Functionalization of insulin nanofibrils with fluorophores involved in cascade Förster resonance energy transfer

Abstract

Amyloid protein nanofibrils, self-assembled soft systems, currently attract considerable attention in biomedical and nanotechnological aspects. The present study was undertaken to evaluate the possibility of functionalization of the insulin nanofibrils with three styryl pyridinium dyes (SPD) per se and in combination with the classical amyloid marker thioflavin T (ThT) and squaraine dyes SQ4 and SQ1. The dye–protein complexation was quantified in terms of the association constant, the binding stoichiometry and the molar fluorescence of the bound dye. The binding specificity of SPD was found to result in the amyloid specificity of the cascade Förster resonance energy transfer (FRET) in the chromophore chain ThT → SPD → SQ4 → SQ1, with the efficiencies of energy transfer in the donor–acceptor pairs ThT–SPD and SPD–SQ4 being markedly higher for the fibrillar protein compared to its non-fibrillized counterpart. It was demonstrated that larger spectral overlaps between ThT and styryl pyridinium dyes with alkyl chains renders these SPD more effective relay fluorophores in the three-step FRET from ThT to SQ1 than previously explored benzanthrone and phosphonium dyes.

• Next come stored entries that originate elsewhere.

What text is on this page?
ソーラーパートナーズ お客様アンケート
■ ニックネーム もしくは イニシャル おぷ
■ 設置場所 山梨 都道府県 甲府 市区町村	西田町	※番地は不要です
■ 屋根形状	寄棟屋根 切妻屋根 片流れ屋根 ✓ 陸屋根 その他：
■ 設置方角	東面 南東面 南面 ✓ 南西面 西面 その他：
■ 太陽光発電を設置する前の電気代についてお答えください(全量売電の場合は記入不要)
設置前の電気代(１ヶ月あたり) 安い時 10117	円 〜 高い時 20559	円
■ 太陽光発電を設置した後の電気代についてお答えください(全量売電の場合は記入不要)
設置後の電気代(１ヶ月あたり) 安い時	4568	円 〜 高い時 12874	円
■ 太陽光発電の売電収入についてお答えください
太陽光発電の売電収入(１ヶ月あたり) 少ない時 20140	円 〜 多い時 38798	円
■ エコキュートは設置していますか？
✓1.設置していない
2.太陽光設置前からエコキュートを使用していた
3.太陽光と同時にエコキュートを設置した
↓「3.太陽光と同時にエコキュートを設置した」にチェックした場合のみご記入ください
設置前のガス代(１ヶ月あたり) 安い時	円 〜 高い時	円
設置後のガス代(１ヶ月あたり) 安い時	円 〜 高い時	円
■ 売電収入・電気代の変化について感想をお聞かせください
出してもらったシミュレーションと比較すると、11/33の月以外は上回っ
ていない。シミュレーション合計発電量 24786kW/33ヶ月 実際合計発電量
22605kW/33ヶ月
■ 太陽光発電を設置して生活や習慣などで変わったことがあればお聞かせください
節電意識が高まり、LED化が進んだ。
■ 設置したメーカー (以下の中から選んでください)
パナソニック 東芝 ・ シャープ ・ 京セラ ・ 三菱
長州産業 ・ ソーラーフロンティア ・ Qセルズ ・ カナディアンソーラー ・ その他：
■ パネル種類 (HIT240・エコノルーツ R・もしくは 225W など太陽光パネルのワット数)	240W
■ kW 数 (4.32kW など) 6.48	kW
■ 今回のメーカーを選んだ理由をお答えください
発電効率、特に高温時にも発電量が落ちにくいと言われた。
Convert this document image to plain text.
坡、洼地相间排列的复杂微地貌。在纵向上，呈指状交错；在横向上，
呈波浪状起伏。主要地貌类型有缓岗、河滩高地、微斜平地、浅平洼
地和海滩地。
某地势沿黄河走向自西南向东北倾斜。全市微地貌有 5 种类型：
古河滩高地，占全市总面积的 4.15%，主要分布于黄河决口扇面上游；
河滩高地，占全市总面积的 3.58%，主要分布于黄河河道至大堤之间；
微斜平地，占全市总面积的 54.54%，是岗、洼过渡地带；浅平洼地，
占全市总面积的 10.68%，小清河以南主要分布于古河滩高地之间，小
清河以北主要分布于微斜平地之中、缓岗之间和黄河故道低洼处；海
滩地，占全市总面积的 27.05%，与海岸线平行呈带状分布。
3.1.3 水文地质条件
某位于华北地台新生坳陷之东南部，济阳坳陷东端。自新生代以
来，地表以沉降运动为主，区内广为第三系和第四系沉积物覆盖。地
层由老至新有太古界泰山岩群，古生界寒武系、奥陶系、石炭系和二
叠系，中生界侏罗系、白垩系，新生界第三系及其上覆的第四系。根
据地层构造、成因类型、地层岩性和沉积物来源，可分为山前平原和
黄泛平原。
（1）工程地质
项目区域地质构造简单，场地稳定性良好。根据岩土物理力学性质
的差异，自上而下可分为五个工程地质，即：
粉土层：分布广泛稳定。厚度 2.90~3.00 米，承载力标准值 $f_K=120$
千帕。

The quantitative analysis of the FRET data with the stretched exponential model showed that the insulin fibril volume is partially accessible to the examined fluorophores with the dimensionality of spatial distribution of the fibril-bound donors and acceptors varying from 1D to 3D. The results obtained suggest that protein nanofibrils represent a promising photoluminescent material ensuring fluorophore positioning and orienting favorable for directional multistep energy transfer.